Linux内核实现透视---软中断&Tasklet

软中断

首先明确一个概念软中断（不是软件中断int n）。总来来说软中断就是内核在启动时为每一个内核创建了一个特殊的进程，这个进程会不停的poll检查是否有软中断需要执行，如果需要执行则调用注册的接口函数。所以软中断是运行在进程上下文的，而且可能并发执行在不同CPU上。所谓的软中断就是内核利用内核线程配合抽象的数据结构进行管理线程合适时间调用注册的接口的一套软件管理机制。

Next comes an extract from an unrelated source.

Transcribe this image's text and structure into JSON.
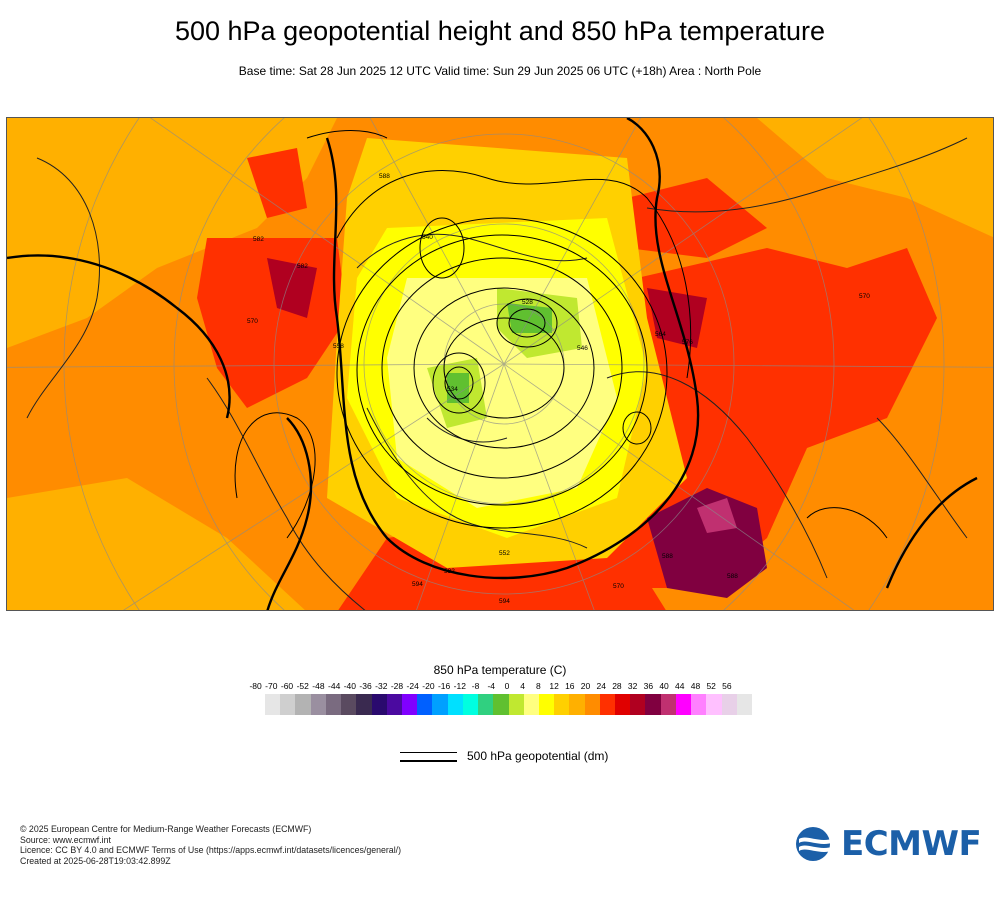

先看管理软中断的数据结构因为数据结构最能说明逻辑内核对软件中断抽象的数据结构主要有如下几个部分。

中断服务接口管理

在内核中声明在kernelsoftirq.c中如下

#ifndef __ARCH_IRQ_STAT
irq_cpustat_t irq_stat[NR_CPUS] ____cacheline_aligned;
EXPORT_SYMBOL(irq_stat);
#endif

static struct softirq_action softirq_vec[NR_SOFTIRQS] __cacheline_aligned_in_smp;


struct softirq_action
{
    void    (*action)(struct softirq_action *);
};

其中的NR_SOFTIRQS由软中断类型的枚举对象提供如下定义：

enum
{
    HI_SOFTIRQ=0,
    TIMER_SOFTIRQ,
    NET_TX_SOFTIRQ,
    NET_RX_SOFTIRQ,
    BLOCK_SOFTIRQ,
    BLOCK_IOPOLL_SOFTIRQ,
    TASKLET_SOFTIRQ,
    SCHED_SOFTIRQ,
    HRTIMER_SOFTIRQ,
    RCU_SOFTIRQ,    /* Preferable RCU should always be the last softirq */

    NR_SOFTIRQS
};

之所以综上可以知道内核维护了一个struct softirq_action类型的软中断接口数组，而软中断的状态则是由前面的 irq_cpustat_t 类型的数组管理，由定义可以知道状态是和CPU关联的，表示某一个CPU上的软中断状态。下面看看irq_cpustat_t 的定义，也非常的的简单主要就是其中的 __softirq_pending成员，这个成员的每一个bit表示一种类型的中断类型的状态信息，并且低bit的中断类型的中断优先级高。

typedef struct {
    unsigned int __softirq_pending;//标记是否有软中断悬起
    long idle_timestamp;
    /* 统计信息 */
    /* Hard interrupt statistics. */
    unsigned int irq_timer_count;
    unsigned int irq_syscall_count;
    unsigned int irq_resched_count;
    unsigned int irq_hv_flush_count;
    unsigned int irq_call_count;
    unsigned int irq_hv_msg_count;
    unsigned int irq_dev_intr_count;

} ____cacheline_aligned irq_cpustat_t;

在通过Tasklet接接口中断的创建就可以知道软件中断的注册(open_softirq)过程就是修改前面定义的softirq_vec数组，就可以完成软件中断的注册,而驱动开发人员也很少直接使用软件中断。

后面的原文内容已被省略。